In tweets and Facebook posts near the end of December, multiple female Columbia students alleged their abusive experiences with Szewc—one even claiming he “gaslighted” her for the entirety of their year-and-a-half-long relationship. She went on to state that she posted about the incidents in a private all-girls Facebook group, but someone told him about it, which caused him to treat her worse. He has been accused of assault, manipulation, aggressive behavior and harassment.

After the barrage of accusations, Szewc resigned as creative director in a Dec. 28 Facebook status and apologized for some of the behaviors he was accused of, as reported Jan. 5 by The Chronicle. He admitted to making “crude and uncalled for comments,” trying to kiss people at parties, sending unsolicited inappropriate photos and getting “handsy.”

While Szewc’s apology didn’t address the more serious sexual assault accusations—which some accusers and their supporters pointed out in the post’s comments—at least he apologized and admitted to some of his wrongdoing. As we’ve seen over the past months, that is something that not even most of the established adults who have been accused of sexual misconduct have done.

An apology does not undo what Szewc was accused of and has admitted to doing, and it does not let him off the hook. But we must acknowledge the steps he took to make amends—or push the spotlight off himself, depending on how you view the apology and resignation. Szewc earned the creative director position through votes from Columbia’s student body and gave up the incredible opportunity as not to “cause any further harm or discomfort to others,” as his Facebook post stated.

If the accusers want more to be done about the harassment, abuse and assault they allege Szewc has committed, the ball is in their court. Without an official claim made to the college’s Title IX office or to the police, there isn’t much else that can be done.

Maybe the alleged victims don’t want any other actions to be taken, which is absolutely their call, but other than the steps Szewc has taken himself, he won’t see any consequences.

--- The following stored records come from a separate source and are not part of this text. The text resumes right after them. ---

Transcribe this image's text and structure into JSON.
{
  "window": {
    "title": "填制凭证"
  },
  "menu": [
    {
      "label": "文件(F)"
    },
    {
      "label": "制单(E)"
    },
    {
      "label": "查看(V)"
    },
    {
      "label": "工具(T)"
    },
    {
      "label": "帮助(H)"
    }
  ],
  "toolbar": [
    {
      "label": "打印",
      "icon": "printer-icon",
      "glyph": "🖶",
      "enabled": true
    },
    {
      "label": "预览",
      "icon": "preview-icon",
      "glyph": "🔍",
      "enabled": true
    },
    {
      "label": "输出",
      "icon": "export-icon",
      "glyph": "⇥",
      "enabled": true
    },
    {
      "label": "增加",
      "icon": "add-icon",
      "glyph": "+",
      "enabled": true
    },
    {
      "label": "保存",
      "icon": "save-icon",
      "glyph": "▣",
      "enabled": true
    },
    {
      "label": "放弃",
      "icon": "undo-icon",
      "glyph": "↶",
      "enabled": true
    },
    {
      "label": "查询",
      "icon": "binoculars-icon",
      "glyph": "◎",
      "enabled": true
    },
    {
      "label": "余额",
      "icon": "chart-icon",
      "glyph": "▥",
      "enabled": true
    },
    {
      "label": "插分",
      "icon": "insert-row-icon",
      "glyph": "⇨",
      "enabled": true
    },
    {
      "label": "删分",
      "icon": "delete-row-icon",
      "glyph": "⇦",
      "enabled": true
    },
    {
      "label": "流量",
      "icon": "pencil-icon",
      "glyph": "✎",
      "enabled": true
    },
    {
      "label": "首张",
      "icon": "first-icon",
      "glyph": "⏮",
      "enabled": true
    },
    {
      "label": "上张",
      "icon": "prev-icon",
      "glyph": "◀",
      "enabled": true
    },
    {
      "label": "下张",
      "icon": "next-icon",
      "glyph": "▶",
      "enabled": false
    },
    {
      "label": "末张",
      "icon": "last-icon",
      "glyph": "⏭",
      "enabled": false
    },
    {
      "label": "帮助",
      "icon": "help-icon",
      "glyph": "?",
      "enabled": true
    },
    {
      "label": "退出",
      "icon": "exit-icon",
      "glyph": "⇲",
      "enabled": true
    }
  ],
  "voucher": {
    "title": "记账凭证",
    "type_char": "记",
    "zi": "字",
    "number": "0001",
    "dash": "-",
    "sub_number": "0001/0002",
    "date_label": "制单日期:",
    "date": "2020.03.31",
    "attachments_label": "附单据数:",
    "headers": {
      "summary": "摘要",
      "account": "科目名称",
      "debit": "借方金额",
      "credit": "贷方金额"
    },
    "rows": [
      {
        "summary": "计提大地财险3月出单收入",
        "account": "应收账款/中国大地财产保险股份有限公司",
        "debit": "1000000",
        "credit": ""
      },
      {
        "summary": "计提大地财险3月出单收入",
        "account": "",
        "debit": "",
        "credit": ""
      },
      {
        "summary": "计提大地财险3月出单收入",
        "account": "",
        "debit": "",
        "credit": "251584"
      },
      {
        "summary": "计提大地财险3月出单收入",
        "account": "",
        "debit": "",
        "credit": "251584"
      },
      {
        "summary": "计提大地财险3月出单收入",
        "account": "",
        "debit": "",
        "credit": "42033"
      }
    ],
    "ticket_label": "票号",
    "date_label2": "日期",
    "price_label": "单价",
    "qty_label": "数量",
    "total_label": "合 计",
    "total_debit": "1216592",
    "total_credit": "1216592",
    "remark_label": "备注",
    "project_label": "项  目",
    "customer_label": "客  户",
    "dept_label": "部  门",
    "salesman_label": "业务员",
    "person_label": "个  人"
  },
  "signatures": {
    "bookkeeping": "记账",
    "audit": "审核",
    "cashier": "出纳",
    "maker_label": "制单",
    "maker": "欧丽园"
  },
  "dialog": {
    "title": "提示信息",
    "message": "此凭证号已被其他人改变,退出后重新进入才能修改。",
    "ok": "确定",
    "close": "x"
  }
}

Szewc stated in his resignation post that he does not wish to silence anyone and that he has changed—though it is unclear how recently the actions referred to in the allegations occurred. He said, “Those who are close to me know the ways in which I’ve changed, and I hope that the people I have worked with this semester have not felt affected by the person I was in the past.”

And perhaps he has changed. Whether that matters at all is another argument entirely—and perhaps his accusers believe him, or maybe they don’t, but it is still up to them to decide whether the apology and resignation was enough or if they will seek other punishments for his past actions.

Know that if you have a problem with Szewc even being named creative director in the first place, all you can do is try to make sure it doesn’t happen again. The next time Columbia creates a poll for a director or performer or any other student position, vote. 

Columbia does not always know what rumors have been going around about its students if an official complaint has not been made, so it is the responsibility of students to make these types of issues known and decide what kind of people they want representing their school.